Six weeks on from a momentous annual meeting that shook up Yahoo's underperforming board, investors and analysts are asking what happened to the expected aftershocks of change.
The single most noteworthy event since the August 1 meeting has been Yahoo's stock hitting a five-year low last week of $17.75. This will put recent investors, such as new board member Carl Icahn, in an even deeper hole.
Senior Yahoo executives will deliver an autumn update tomorrow on the company's strategy, but they are expected to give more details of the technical development of Yahoo's platform rather than address any financial concerns.
Analysts say that, at these levels, Yahoo should be at least buying back its stock to help boost the share price.
"It has been more than a month and we've yet to see more aggressive activity such as an an accelerated buyback, including a Dutch tender offer [within a given price range], which is now a more plausible possibility," says Scott Kessler, IT analyst at Standard & Poor's equity research.
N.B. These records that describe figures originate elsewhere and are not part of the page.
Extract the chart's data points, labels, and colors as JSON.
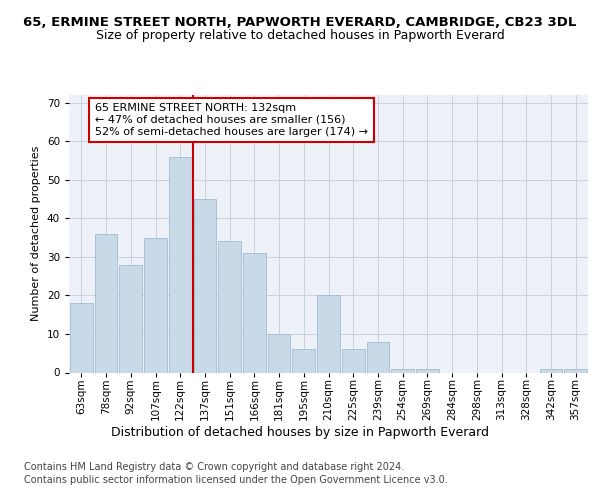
{
  "title_line1": "65, ERMINE STREET NORTH, PAPWORTH EVERARD, CAMBRIDGE, CB23 3DL",
  "title_line2": "Size of property relative to detached houses in Papworth Everard",
  "xlabel": "Distribution of detached houses by size in Papworth Everard",
  "ylabel": "Number of detached properties",
  "footnote1": "Contains HM Land Registry data © Crown copyright and database right 2024.",
  "footnote2": "Contains public sector information licensed under the Open Government Licence v3.0.",
  "annotation_line1": "65 ERMINE STREET NORTH: 132sqm",
  "annotation_line2": "← 47% of detached houses are smaller (156)",
  "annotation_line3": "52% of semi-detached houses are larger (174) →",
  "bar_labels": [
    "63sqm",
    "78sqm",
    "92sqm",
    "107sqm",
    "122sqm",
    "137sqm",
    "151sqm",
    "166sqm",
    "181sqm",
    "195sqm",
    "210sqm",
    "225sqm",
    "239sqm",
    "254sqm",
    "269sqm",
    "284sqm",
    "298sqm",
    "313sqm",
    "328sqm",
    "342sqm",
    "357sqm"
  ],
  "bar_values": [
    18,
    36,
    28,
    35,
    56,
    45,
    34,
    31,
    10,
    6,
    20,
    6,
    8,
    1,
    1,
    0,
    0,
    0,
    0,
    1,
    1
  ],
  "bar_color": "#c8d9e8",
  "bar_edgecolor": "#a0bcd0",
  "ref_line_color": "#cc0000",
  "annotation_box_color": "#cc0000",
  "ylim": [
    0,
    72
  ],
  "yticks": [
    0,
    10,
    20,
    30,
    40,
    50,
    60,
    70
  ],
  "background_color": "#ffffff",
  "plot_bg_color": "#eef2f8",
  "grid_color": "#c8d0e0",
  "title1_fontsize": 9.5,
  "title2_fontsize": 9,
  "xlabel_fontsize": 9,
  "ylabel_fontsize": 8,
  "tick_fontsize": 7.5,
  "annotation_fontsize": 8,
  "footnote_fontsize": 7
}
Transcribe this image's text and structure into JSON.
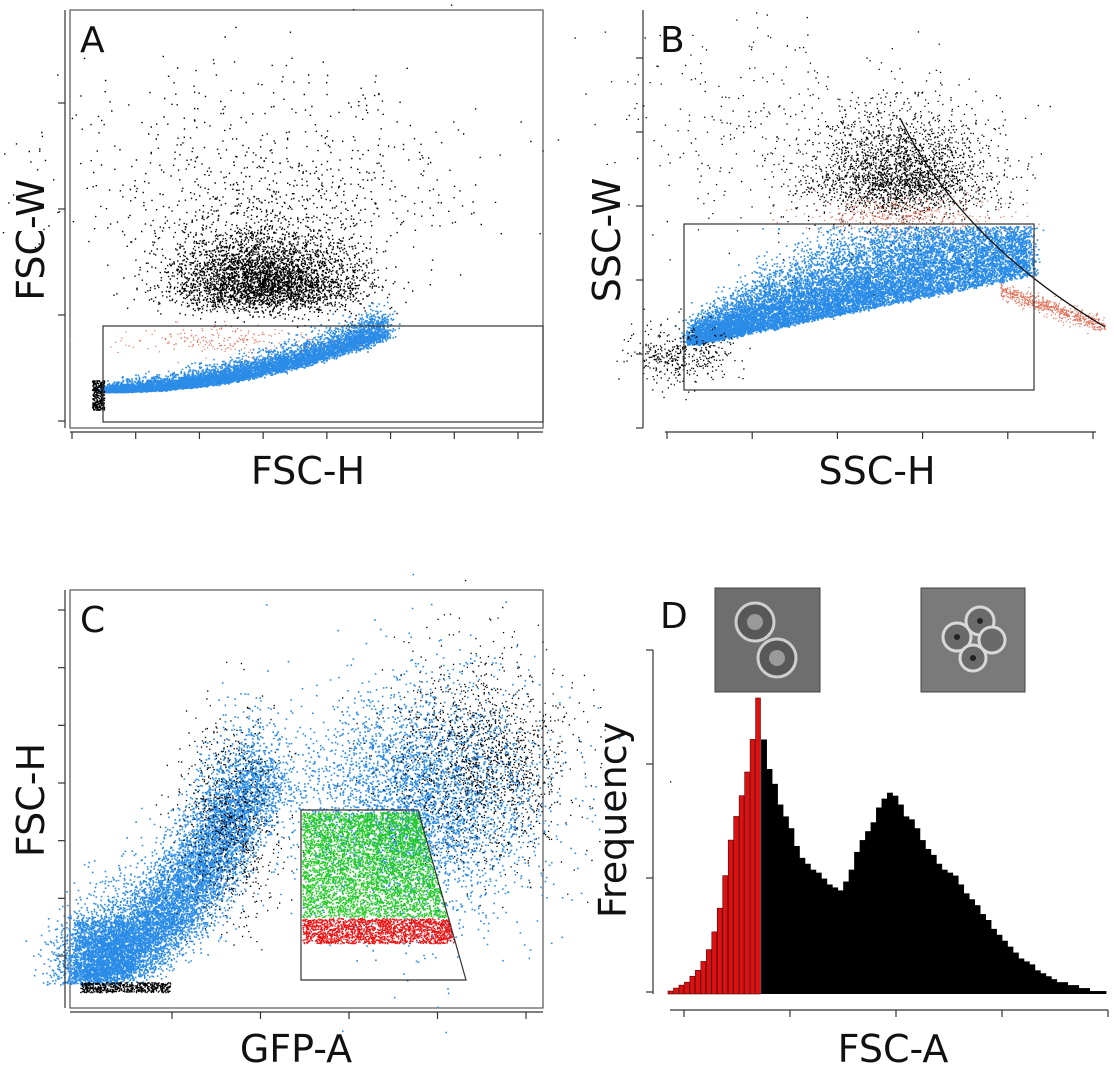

Mr Icahn, the billionaire activist investor, has yet to make any visible impact as a board member, but Wall Street would welcome restructuring to reduce Yahoo's cost base and the divesting of its Asian assets to generate cash.
Yahoo is keen to emphasise its software initiatives such as its Amp advertising platform and the Yahoo Open Strategy (Yos), both announced in April.
Amp will begin to help Yahoo's newspaper partners field ads more efficiently from this quarter and Yos will help Yahoo combat the threat from social networks. But neither will have an impact on the bottom line in the near future.
The company does appear to have stemmed the exodus of key executives. Although it announced the expected departure yesterday of David Karnstedt, a seven-year veteran and senior vice-president of US sales, it also introduced Joanne Bradford, a former Microsoft executive, as senior vice-president, US Revenue and Market Development.
For Jerry Yang, chief executive, the pressure on his position has been temporarily relieved following the annual meeting, but he could come under fire again next month if Yahoo announces lacklustre third-quarter earnings.
"People are getting very tired of the same old refrain of Yahoo saying they are focused on shareholder value," says Mr Kessler.